More than 30 years ago when I was first married, my husband and I lived in a tiny, four-room apartment above his cousin’s garage. One of the rooms was a bathroom, thankfully. But since it was upstairs, the water pressure was non-existent. So, to take a bath, we sat on a one-step footstool in the middle of the tub with a 32-ounce plastic cup from a convenience store. We slowly filled the cup and poured the water on our heads and bodies, one cup at a time.
Once when I was taking a bath, my husband was in the bathroom talking to me. I leaned forward to fill the cup, and the footstool flipped out from under me. It tossed me in the air, and I landed with a thud on the bottom of the tub. It was jarring, to say the least. As I sat there dumbfounded, trying to understand what just happened to me, my husband was dying laughing, so hard that he could barely catch his breath. I looked at him for a clue as to what was so funny. He gaspingly sputtered that, when I fell, my head bounced around “like a bobbly-headed dashboard dog.”
Do you know what he was talking about? Today, bobble-head figurines come in the likenesses of nearly every celebrity and fictional character. You can even get a bobble-head made in your own image. But the original bobble-head creatures were dogs that would sit on vehicle dashboards. I recently discovered that one in 15 people with EDS3 have the signature feature in common with these little plastic ornaments. Apparently, because the connective tissue surrounding our cervical spines does not sufficiently support the weight of our heads, surgeons have described the condition as “bobble-head.” It is a funny name for a painful, and in many cases, humorless problem.
According to The Pain Relief Foundation,
“Craniocervical Instability (CCI), also known as the Syndrome of Occipitoatlantialaxial Hypermobility, is a structural instability of the craniocervical junction which may lead to a pathological deformation of the brainstem, upper spinal cord, and cerebellum. It primarily occurs in patients with Ehlers-Danlos Syndrome and other hereditary disorders of connective tissue.”
[I do want to mention, though, that CCI is NOT the same as Bobble Head Syndrome (BHS). BHS is usually found in three-year-old children and is often caused by cysts and other non-EDS issues.]
A number of resources stipulate that an MRI must be conducted with the patient in the upright position. There are several reasons for that which can be explored outside of this website. CCI can be caused by damage such as whiplash, or by something as seemingly benign as stretch injuries from repeatedly turning your head.
Because of the serious problems caused to the brain and spinal fluid, people with EDS3 should see a neurologist or other specialist for examination and diagnosis.
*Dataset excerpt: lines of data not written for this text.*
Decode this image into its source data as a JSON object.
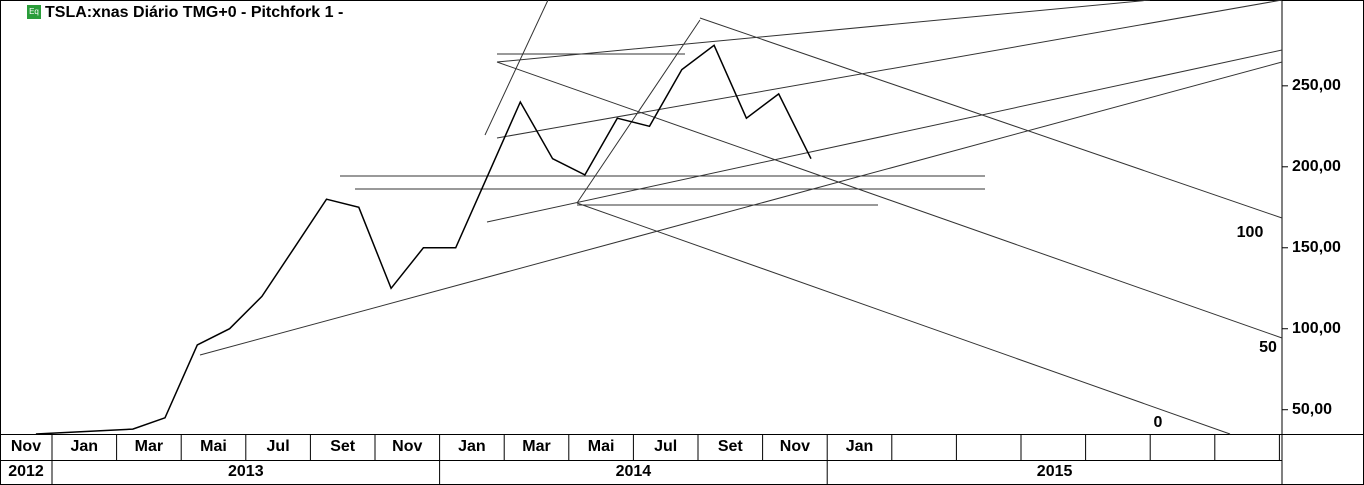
{
  "chart_data": {
    "type": "line",
    "title": "TSLA:xnas Diário TMG+0  -  Pitchfork 1 -",
    "badge": "Eq",
    "x": [
      "2012-12",
      "2013-01",
      "2013-02",
      "2013-03",
      "2013-04",
      "2013-05",
      "2013-06",
      "2013-07",
      "2013-08",
      "2013-09",
      "2013-10",
      "2013-11",
      "2013-12",
      "2014-01",
      "2014-02",
      "2014-03",
      "2014-04",
      "2014-05",
      "2014-06",
      "2014-07",
      "2014-08",
      "2014-09",
      "2014-10",
      "2014-11",
      "2014-12"
    ],
    "series": [
      {
        "name": "TSLA",
        "color": "#000000",
        "values": [
          35,
          36,
          37,
          38,
          45,
          90,
          100,
          120,
          150,
          180,
          175,
          125,
          150,
          150,
          195,
          240,
          205,
          195,
          230,
          225,
          260,
          275,
          230,
          245,
          205
        ]
      }
    ],
    "ylim": [
      35,
      303
    ],
    "yticks": [
      {
        "value": 50,
        "label": "50,00"
      },
      {
        "value": 100,
        "label": "100,00"
      },
      {
        "value": 150,
        "label": "150,00"
      },
      {
        "value": 200,
        "label": "200,00"
      },
      {
        "value": 250,
        "label": "250,00"
      }
    ],
    "month_labels": [
      "Nov",
      "Jan",
      "Mar",
      "Mai",
      "Jul",
      "Set",
      "Nov",
      "Jan",
      "Mar",
      "Mai",
      "Jul",
      "Set",
      "Nov",
      "Jan"
    ],
    "year_labels": [
      "2012",
      "2013",
      "2014",
      "2015"
    ],
    "annotations": [
      "100",
      "50",
      "0"
    ]
  }
}
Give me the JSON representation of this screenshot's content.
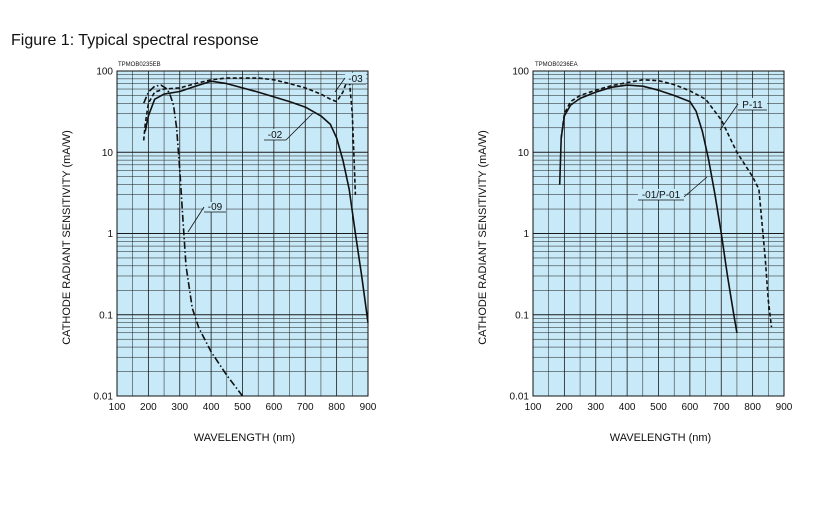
{
  "figure_title": "Figure 1: Typical spectral response",
  "chart_data": [
    {
      "type": "line",
      "code": "TPMOB0235EB",
      "xlabel": "WAVELENGTH (nm)",
      "ylabel": "CATHODE RADIANT SENSITIVITY (mA/W)",
      "xlim": [
        100,
        900
      ],
      "ylim": [
        0.01,
        100
      ],
      "yscale": "log",
      "grid": true,
      "xticks": [
        "100",
        "200",
        "300",
        "400",
        "500",
        "600",
        "700",
        "800",
        "900"
      ],
      "yticks": [
        "100",
        "10",
        "1",
        "0.1",
        "0.01"
      ],
      "series": [
        {
          "name": "-02",
          "style": "solid",
          "x": [
            190,
            200,
            220,
            250,
            300,
            350,
            400,
            450,
            500,
            550,
            600,
            650,
            700,
            750,
            780,
            800,
            820,
            840,
            860,
            880,
            900
          ],
          "y": [
            18,
            28,
            45,
            52,
            56,
            65,
            75,
            70,
            62,
            55,
            48,
            42,
            36,
            28,
            22,
            15,
            8,
            3.5,
            1,
            0.3,
            0.08
          ]
        },
        {
          "name": "-03",
          "style": "dashed",
          "x": [
            185,
            190,
            200,
            220,
            250,
            300,
            350,
            400,
            450,
            500,
            550,
            600,
            650,
            700,
            750,
            780,
            800,
            820,
            830,
            840,
            850,
            860
          ],
          "y": [
            14,
            22,
            40,
            55,
            60,
            62,
            70,
            78,
            82,
            82,
            82,
            78,
            70,
            62,
            52,
            45,
            42,
            55,
            70,
            80,
            30,
            3
          ]
        },
        {
          "name": "-09",
          "style": "dashdot",
          "x": [
            185,
            200,
            220,
            240,
            260,
            270,
            280,
            290,
            300,
            310,
            320,
            340,
            360,
            400,
            450,
            500
          ],
          "y": [
            40,
            55,
            65,
            67,
            60,
            50,
            38,
            20,
            6,
            1.5,
            0.4,
            0.12,
            0.07,
            0.035,
            0.018,
            0.01
          ]
        }
      ]
    },
    {
      "type": "line",
      "code": "TPMOB0236EA",
      "xlabel": "WAVELENGTH (nm)",
      "ylabel": "CATHODE RADIANT SENSITIVITY (mA/W)",
      "xlim": [
        100,
        900
      ],
      "ylim": [
        0.01,
        100
      ],
      "yscale": "log",
      "grid": true,
      "xticks": [
        "100",
        "200",
        "300",
        "400",
        "500",
        "600",
        "700",
        "800",
        "900"
      ],
      "yticks": [
        "100",
        "10",
        "1",
        "0.1",
        "0.01"
      ],
      "series": [
        {
          "name": "-01/P-01",
          "style": "solid",
          "x": [
            185,
            190,
            200,
            220,
            250,
            300,
            350,
            400,
            450,
            500,
            550,
            600,
            620,
            640,
            660,
            680,
            700,
            720,
            740,
            750
          ],
          "y": [
            4,
            15,
            28,
            38,
            46,
            55,
            63,
            67,
            65,
            58,
            50,
            42,
            32,
            18,
            8,
            3,
            1,
            0.3,
            0.1,
            0.06
          ]
        },
        {
          "name": "P-11",
          "style": "dashed",
          "x": [
            190,
            200,
            220,
            250,
            300,
            350,
            400,
            450,
            500,
            550,
            600,
            650,
            700,
            750,
            800,
            820,
            840,
            850,
            860
          ],
          "y": [
            15,
            30,
            42,
            50,
            58,
            66,
            72,
            78,
            76,
            68,
            57,
            45,
            25,
            10,
            5,
            3.5,
            0.5,
            0.15,
            0.07
          ]
        }
      ]
    }
  ]
}
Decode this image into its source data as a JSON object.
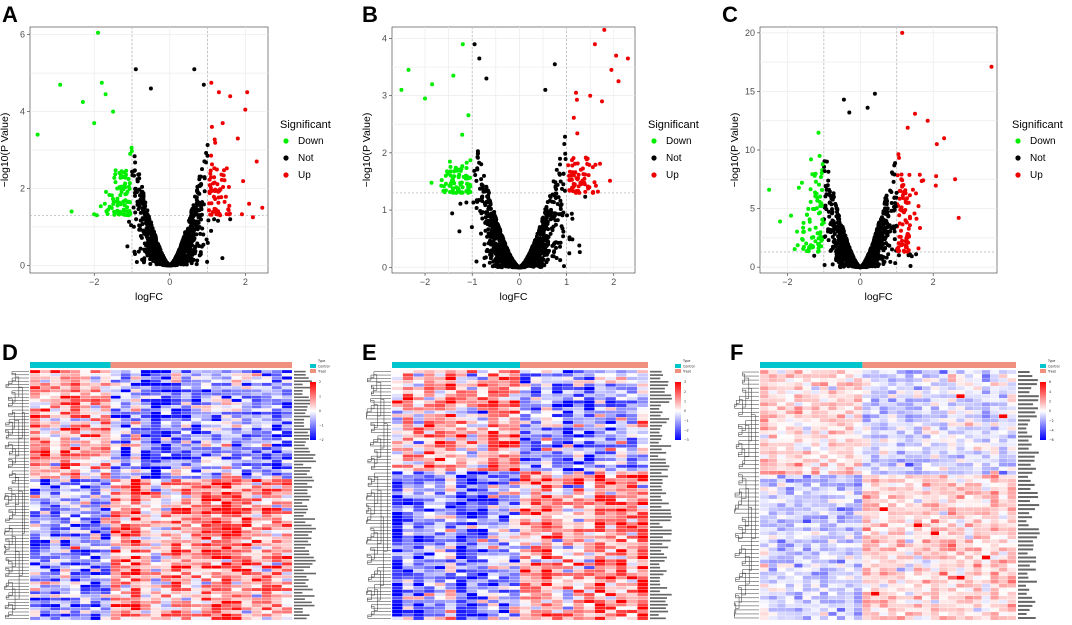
{
  "colors": {
    "down": "#00ee00",
    "not": "#000000",
    "up": "#ee0000",
    "control": "#00c5cd",
    "treat": "#f0907f",
    "heat_low": "#0000ff",
    "heat_mid": "#ffffff",
    "heat_high": "#ff0000",
    "grid": "#ebebeb"
  },
  "legend": {
    "title": "Significant",
    "items": [
      "Down",
      "Not",
      "Up"
    ]
  },
  "heat_legend": {
    "title": "Type",
    "items": [
      "Control",
      "Treat"
    ]
  },
  "chart_data": [
    {
      "panel": "A",
      "type": "scatter",
      "xlabel": "logFC",
      "ylabel": "−log10(P Value)",
      "xlim": [
        -3.7,
        2.6
      ],
      "ylim": [
        -0.2,
        6.2
      ],
      "xticks": [
        -2,
        0,
        2
      ],
      "yticks": [
        0,
        2,
        4,
        6
      ],
      "fc_cut": 1,
      "p_cut": 1.3,
      "vmax": 4.6,
      "outliers_down": [
        [
          -1.9,
          6.05
        ],
        [
          -3.5,
          3.4
        ],
        [
          -2.9,
          4.7
        ],
        [
          -2.6,
          1.4
        ],
        [
          -1.8,
          4.75
        ],
        [
          -1.7,
          4.45
        ],
        [
          -2.3,
          4.25
        ],
        [
          -1.5,
          4.0
        ],
        [
          -2.0,
          3.7
        ]
      ],
      "outliers_up": [
        [
          1.3,
          4.5
        ],
        [
          1.6,
          4.4
        ],
        [
          2.05,
          4.5
        ],
        [
          2.45,
          1.5
        ],
        [
          2.1,
          1.6
        ],
        [
          2.2,
          1.25
        ],
        [
          1.4,
          3.7
        ],
        [
          1.8,
          3.3
        ],
        [
          2.0,
          4.05
        ],
        [
          1.1,
          4.75
        ],
        [
          2.3,
          2.7
        ]
      ],
      "outliers_not": [
        [
          -0.9,
          5.1
        ],
        [
          0.65,
          5.1
        ],
        [
          -0.5,
          4.6
        ],
        [
          0.9,
          4.7
        ],
        [
          1.6,
          1.2
        ]
      ]
    },
    {
      "panel": "B",
      "type": "scatter",
      "xlabel": "logFC",
      "ylabel": "−log10(P Value)",
      "xlim": [
        -2.7,
        2.45
      ],
      "ylim": [
        -0.1,
        4.2
      ],
      "xticks": [
        -2,
        -1,
        0,
        1,
        2
      ],
      "yticks": [
        0,
        1,
        2,
        3,
        4
      ],
      "fc_cut": 1,
      "p_cut": 1.3,
      "vmax": 3.5,
      "outliers_down": [
        [
          -2.35,
          3.45
        ],
        [
          -2.5,
          3.1
        ],
        [
          -1.2,
          3.9
        ],
        [
          -1.85,
          3.2
        ],
        [
          -1.4,
          3.35
        ],
        [
          -2.0,
          2.95
        ]
      ],
      "outliers_up": [
        [
          1.8,
          4.15
        ],
        [
          2.3,
          3.65
        ],
        [
          1.6,
          3.9
        ],
        [
          2.1,
          3.25
        ],
        [
          1.95,
          3.45
        ],
        [
          1.5,
          3.0
        ],
        [
          1.75,
          2.9
        ],
        [
          2.05,
          3.7
        ],
        [
          1.2,
          3.05
        ]
      ],
      "outliers_not": [
        [
          -0.95,
          3.9
        ],
        [
          -0.85,
          3.65
        ],
        [
          0.75,
          3.55
        ],
        [
          -0.7,
          3.3
        ],
        [
          0.55,
          3.1
        ]
      ]
    },
    {
      "panel": "C",
      "type": "scatter",
      "xlabel": "logFC",
      "ylabel": "−log10(P Value)",
      "xlim": [
        -2.75,
        3.75
      ],
      "ylim": [
        -0.5,
        20.5
      ],
      "xticks": [
        -2,
        0,
        2
      ],
      "yticks": [
        0,
        5,
        10,
        15,
        20
      ],
      "fc_cut": 1,
      "p_cut": 1.3,
      "vmax": 14.5,
      "outliers_down": [
        [
          -2.5,
          6.6
        ],
        [
          -1.9,
          4.4
        ],
        [
          -1.35,
          9.2
        ],
        [
          -2.2,
          3.9
        ],
        [
          -1.6,
          7.2
        ],
        [
          -1.25,
          7.8
        ]
      ],
      "outliers_up": [
        [
          1.15,
          20.0
        ],
        [
          3.6,
          17.1
        ],
        [
          1.85,
          12.5
        ],
        [
          2.1,
          10.5
        ],
        [
          1.5,
          13.1
        ],
        [
          2.6,
          7.5
        ],
        [
          2.3,
          11.0
        ],
        [
          2.7,
          4.2
        ],
        [
          1.3,
          11.9
        ]
      ],
      "outliers_not": [
        [
          0.4,
          14.8
        ],
        [
          -0.45,
          14.3
        ],
        [
          0.2,
          13.6
        ],
        [
          -0.3,
          13.2
        ]
      ]
    },
    {
      "panel": "D",
      "type": "heatmap",
      "rows": 78,
      "cols": 26,
      "control_cols": 8,
      "up_rows": 34,
      "scale": [
        -2,
        -1,
        0,
        1,
        2
      ]
    },
    {
      "panel": "E",
      "type": "heatmap",
      "rows": 74,
      "cols": 24,
      "control_cols": 12,
      "up_rows": 30,
      "scale": [
        -3,
        -2,
        -1,
        0,
        1,
        2,
        3
      ]
    },
    {
      "panel": "F",
      "type": "heatmap",
      "rows": 62,
      "cols": 30,
      "control_cols": 12,
      "up_rows": 26,
      "scale": [
        -6,
        -4,
        -2,
        0,
        2,
        4,
        6
      ]
    }
  ]
}
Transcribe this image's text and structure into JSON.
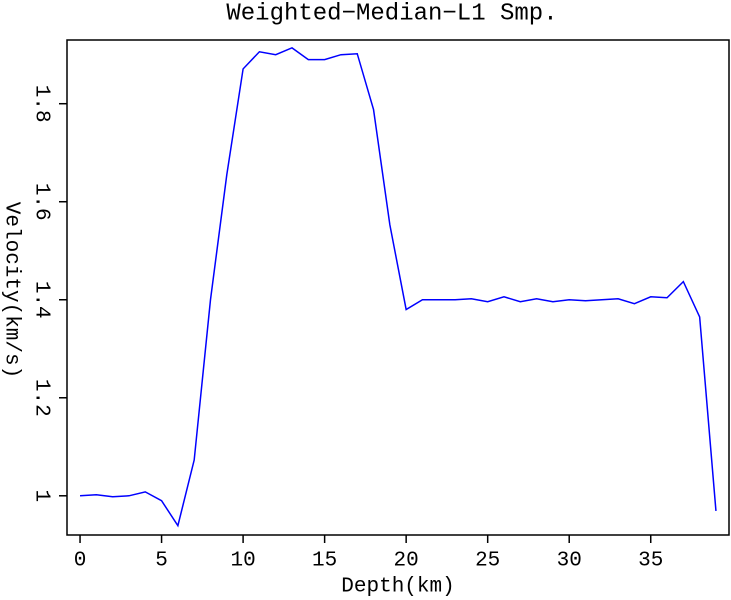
{
  "chart_data": {
    "type": "line",
    "title": "Weighted−Median−L1 Smp.",
    "x_label": "Depth(km)",
    "y_label": "Velocity(km/s)",
    "x": [
      0,
      1,
      2,
      3,
      4,
      5,
      6,
      7,
      8,
      9,
      10,
      11,
      12,
      13,
      14,
      15,
      16,
      17,
      18,
      19,
      20,
      21,
      22,
      23,
      24,
      25,
      26,
      27,
      28,
      29,
      30,
      31,
      32,
      33,
      34,
      35,
      36,
      37,
      38,
      39
    ],
    "values": [
      1.0,
      1.002,
      0.998,
      1.0,
      1.008,
      0.99,
      0.939,
      1.073,
      1.4,
      1.655,
      1.871,
      1.906,
      1.9,
      1.914,
      1.89,
      1.89,
      1.9,
      1.902,
      1.788,
      1.553,
      1.38,
      1.4,
      1.4,
      1.4,
      1.402,
      1.396,
      1.406,
      1.396,
      1.402,
      1.396,
      1.4,
      1.398,
      1.4,
      1.402,
      1.392,
      1.406,
      1.404,
      1.437,
      1.365,
      0.969
    ],
    "color": "#0000ff",
    "xlim": [
      -0.8,
      39.8
    ],
    "xticks": [
      0,
      5,
      10,
      15,
      20,
      25,
      30,
      35
    ],
    "ylim": [
      0.92,
      1.93
    ],
    "yticks": [
      1,
      1.2,
      1.4,
      1.6,
      1.8
    ],
    "grid": false
  }
}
Since I am just discovering this, I am in no position to expound upon the information I am finding. So, the following is a reprint from The Pain Relief Foundation’s website.
The symptoms of CCI are:
- a heavy headache: a constant to near constant headache that can be described as feeling like the head is too heavy for the neck to support (feeling like a “bobble-head”);
- a pressure headache: an impairment of cerebral spinal fluid (CSF) flow causes intracranial pressure which would be aggravated by “valsalva maneuvers,” such as yawning, laughing, crying, coughing, sneezing or straining;
- Dysautonomia: brainstem compression can lead to a dysfunctional autonomic nervous system (the involuntary regulator of all body functions). Symptoms of this include, but are not limited to:
- tachycardia (rapid heart);
- heat intolerance;
- orthostatic intolerance (low blood pressure when standing);
- syncope (fainting);
- polydipsia (extreme thirst);
- delayed gastric emptying; and
- chronic fatigue.
Other symptoms include:
- neck pain;
- central or mixed sleep apnea;
- facial pain or numbness;
- balance problems;
- muscle weakness;
- dizziness and vertigo;
- vision problems;
- reduced gag reflux and difficulty swallowing;
- ringing in the ears and hearing loss;
- nausea and vomiting;
- impaired coordination;
- downward nystagmus (irregular eye movements);
- paralysis; and more.
I had many of the above-listed symptoms already, but I recently slipped in the shower and hit the back of my head on the ceramic tile above the tub, in my apartment, by myself. I blacked out very briefly and came to when I experienced that familiar jarring sensation as I landed flatly on the bottom of the tub once again. The Emergency Department ordered a CT-scan and found “no damage” from the accident. But they were not looking for evidence of CCI. They were looking for brain bleeds, evidence of a possible aneurism, cracked skull bones, etc. Although their neurologist reviewed my scan, they recommended that I see a neurologist. They found that most of my frontal lobe was atrophied. From the little I have seen, I do not believe that could be a result of CCI. But what do I know? I know that I am trying to get an appointment with a neurologist! (If I were to highlight each symptom I have been battling for years, the whole page would be bright.)